Fig. 40.—Bipolar Cells of Nuclear Layer in Retina of Branchipus. (After Claus.)
f.br.r., terminal fibre-layer of retina; n.l.r.g., bipolar cells of the ganglion of the retina = inner nuclear layer; m.l., Punktsubstanz = inner molecular layer; b.m., basement membrane formed by neurilemma round central nervous system.
Thus, according to Parker, the mass of nervous tissue which occupies the central part of the optic stalk in Astacus is composed of four distinct ganglia; the retina is connected with the first of these by means of the retinal fibres, and the optic nerve extends proximally from the fourth ganglion to the brain. Each ganglion consists of ganglion-cells, nerve-fibres, and 'neuropil,' and, in addition, supporting cells of a neuroglial type. By means of the methylene blue method and the Golgi method, it is seen that the retinal end-cells, with their visual rods, are connected with the fibres of the optic nerve by means of a system of neurones, the synapses of which take place in and help to form the 'neuropil' of the various ganglia. Thus, an impulse in passing from the retina to the brain would ordinarily travel over five neurones, beginning with one of the first order and ending with one of the fifth. He makes five neurones although there are only four ganglia, because he reckons the retinal cell with its elongated fibre as a neurone of the first order, such fibre terminating in dendritic processes which form synapses in the 'neuropil' of the first ganglion with the neurones of the second order.

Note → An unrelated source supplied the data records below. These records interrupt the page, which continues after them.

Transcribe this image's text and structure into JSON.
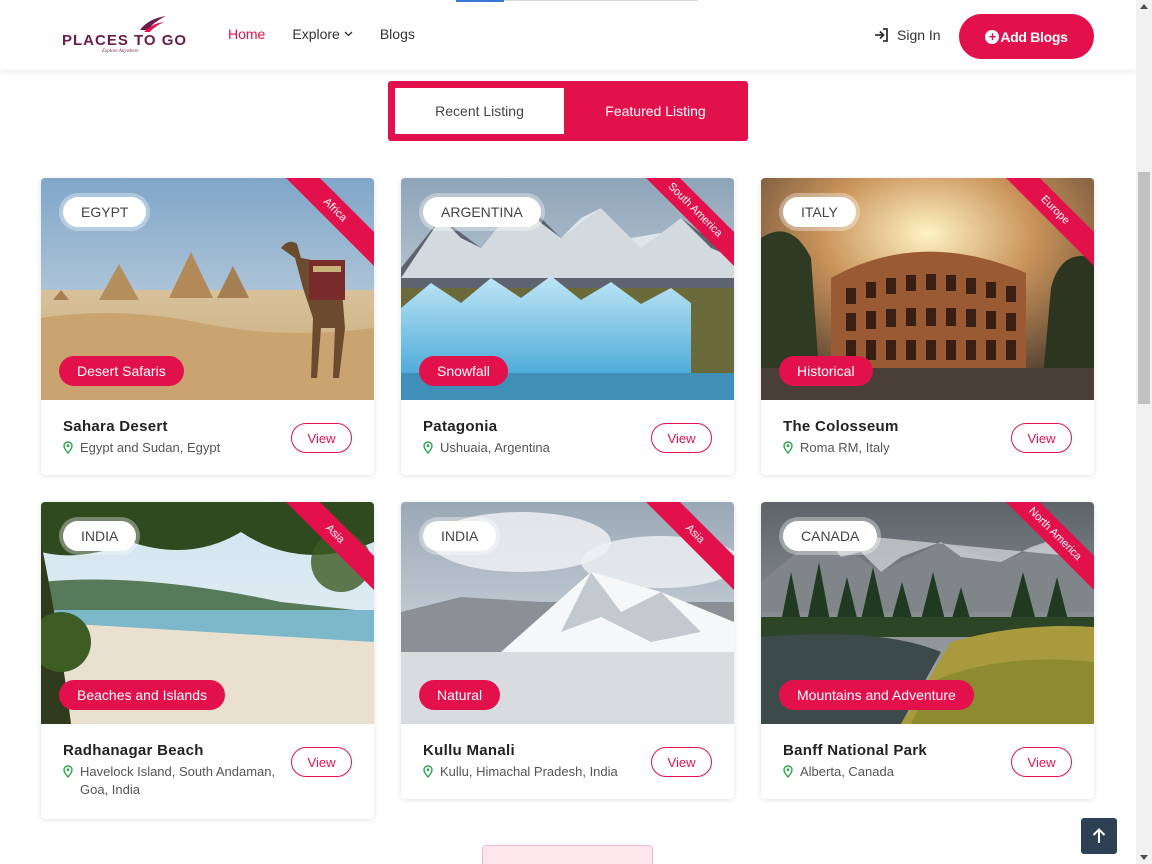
{
  "header": {
    "logo_text": "PLACES TO GO",
    "logo_tagline": "Explore Anywhere",
    "nav": [
      {
        "label": "Home",
        "active": true
      },
      {
        "label": "Explore",
        "active": false,
        "has_dropdown": true
      },
      {
        "label": "Blogs",
        "active": false
      }
    ],
    "sign_in_label": "Sign In",
    "add_blogs_label": "Add Blogs"
  },
  "tabs": {
    "recent_label": "Recent Listing",
    "featured_label": "Featured Listing"
  },
  "listings": [
    {
      "country": "EGYPT",
      "region": "Africa",
      "category": "Desert Safaris",
      "title": "Sahara Desert",
      "location": "Egypt and Sudan, Egypt",
      "view_label": "View"
    },
    {
      "country": "ARGENTINA",
      "region": "South America",
      "category": "Snowfall",
      "title": "Patagonia",
      "location": "Ushuaia, Argentina",
      "view_label": "View"
    },
    {
      "country": "ITALY",
      "region": "Europe",
      "category": "Historical",
      "title": "The Colosseum",
      "location": "Roma RM, Italy",
      "view_label": "View"
    },
    {
      "country": "INDIA",
      "region": "Asia",
      "category": "Beaches and Islands",
      "title": "Radhanagar Beach",
      "location": "Havelock Island, South Andaman, Goa, India",
      "view_label": "View"
    },
    {
      "country": "INDIA",
      "region": "Asia",
      "category": "Natural",
      "title": "Kullu Manali",
      "location": "Kullu, Himachal Pradesh, India",
      "view_label": "View"
    },
    {
      "country": "CANADA",
      "region": "North America",
      "category": "Mountains and Adventure",
      "title": "Banff National Park",
      "location": "Alberta, Canada",
      "view_label": "View"
    }
  ],
  "colors": {
    "accent": "#e3114b",
    "brand": "#6b1d4a",
    "back_to_top": "#2e4053"
  },
  "icons": {
    "sign_in": "sign-in-icon",
    "add": "plus-circle-icon",
    "location": "map-pin-icon",
    "back_to_top": "arrow-up-icon"
  }
}
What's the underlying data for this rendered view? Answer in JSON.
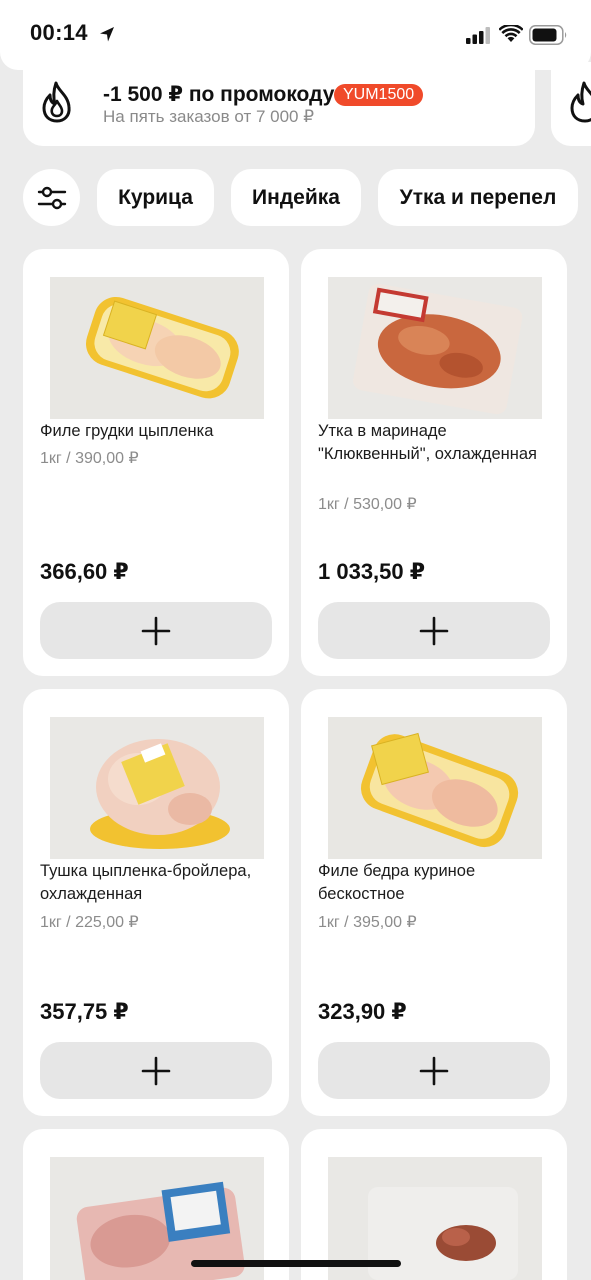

Similarly the neurones of the second order terminate in the 'neuropil' of the second ganglion, and so on, until we reach the neurones of the fifth order, which terminate on the one hand in the 'neuropil' of the fourth ganglion, and on the other pass to the optic lobes of the brain by their long neuraxons—the fibres of the optic nerve.
He compares this arrangement with that of Branchipus, Apus, Estheria, Daphnia, etc., and shows that in the more primitive crustaceans the peripheral optic apparatus was composed, not of four but of two optic ganglia, not, therefore, of five but of three neurones, viz.—
1. The neurone of the first order—i.e. the retinal cell with its fibre terminating in the 'neuropil' of the first optic ganglion (ganglion of the retina).
2. The neurone of the second order, which terminates in the 'neuropil' of the second ganglion (ganglion of the optic nerve).
3. The neurone of the third order, which terminates in the optic lobes of the brain by means of its neuraxons (the optic nerve).
We see, then, that the most recent researches agree with the older ones of Berger, Claus, and Bellonci, in picturing the retina of the primitive crustacean forms as formed of two ganglia only, and not of four, as in the specialized crustacean group the Malacostraca.